Ong also seems to imply that national education in Singapore embraces critical historiography – something I am quite sceptical about because I think there’s always room for improvement in something like that in Singapore. I mean, look at how many young Singaporeans knew who Dr Goh Keng Swee or S. Rajaretnam were and the crucial roles they played in Singapore’s foundational days as an independent nation, before their deaths hit the local headlines. An important caveat though: I could be wrong here, so I would appreciate anybody in the know to challenge or back me up on this.
But it is fair to surmise the subtext to Ong’s commentary is his issue with how Ben seems to imply that ALL Singaporeans are incapable of critical history – consider how much Ong talks about the ready availability of alternate histories in his piece and how Singaporeans can choose to access them if they so wish.
Ben is not explicit on this, but the way I see it, it is not whether they are readily available, but whether the bulk of the Singaporean public have the critical capacity to process these alternatives. I have no doubt there is a sizeable group of Singaporeans who are able to do so – the Singapore government did invest a ton of money in our education after all – but the question for Singaporeans is what and how we choose to “react” to such critical knowledge.

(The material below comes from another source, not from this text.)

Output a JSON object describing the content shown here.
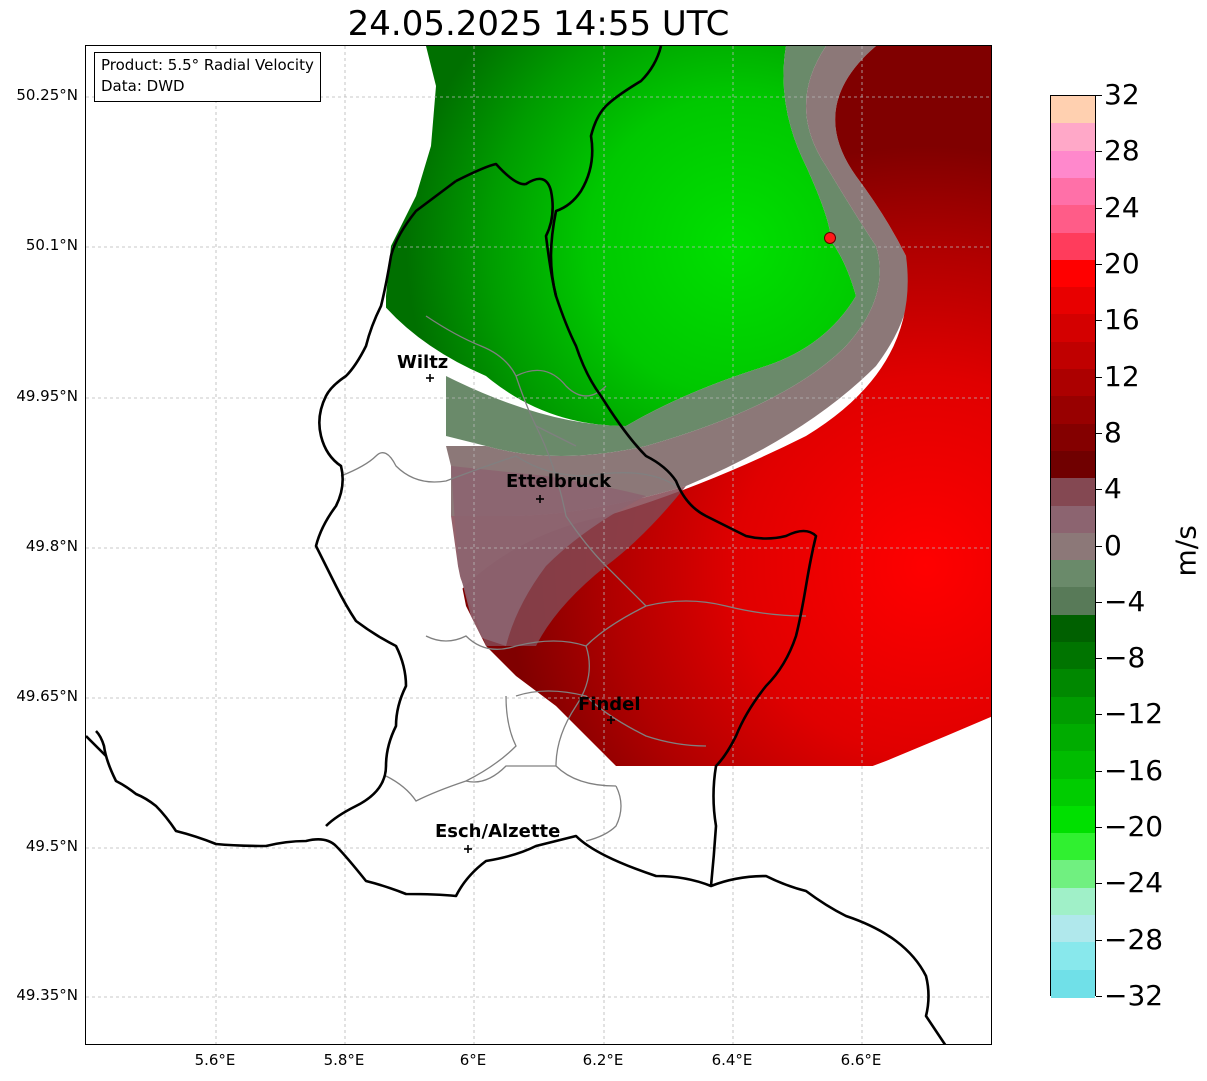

Do we use it to empower us in our everyday political discourse? Or do we choose to work around what we know, to benefit our economic well-being? To be frank, both options are “smart” ones in that they are decisions based on such critical knowledge – among the college-educated people I know, at least. The flip side of not conducting our historical discourse in such a polemical fashion, as Ong said, is that people can hide behind the veneer of any “nuanced” approach.
But whether that in itself is “bad” or “good” is a judgement call, necessarily conditioned on the political traditions one is socialized in. Consider the number of people who are avowedly “political” in Singapore – the probable result of Ben’s original, overarching point – and then consider how the language of politics in Singapore, as with most of the emergent economies in the world today, is an overtly economical one.
Ben talks about how “Singaporeans need to develop a better understanding of their own history not so much to ‘fully appreciate’ what the PAP has done for them but to understand the limitations of their rigid political system and how they can improve it”. But I think we could all start by appreciating the current material reality in Singapore. We – certainly I do – understand the merits of liberal democracy and all that, but to be fair, the issue is how do we work towards those goals from our current situation.
However Singaporeans choose to do that, I think all of us could all start by acknowledging that not everything “good” about Lee Kuan Yew is “uncritical” or “bad” – because a critical appreciation of Singapore’s history is really more than being anti-PAP. The tricky thing about being critical about Singapore’s history is establishing what praise for PAP is legitimate and what is not – which is problematic because in the absence of a public “instititional” ideological realm, everything becomes easily cast as being for or against the government because there are no markers of what’s left, right, libertarian or whatnot.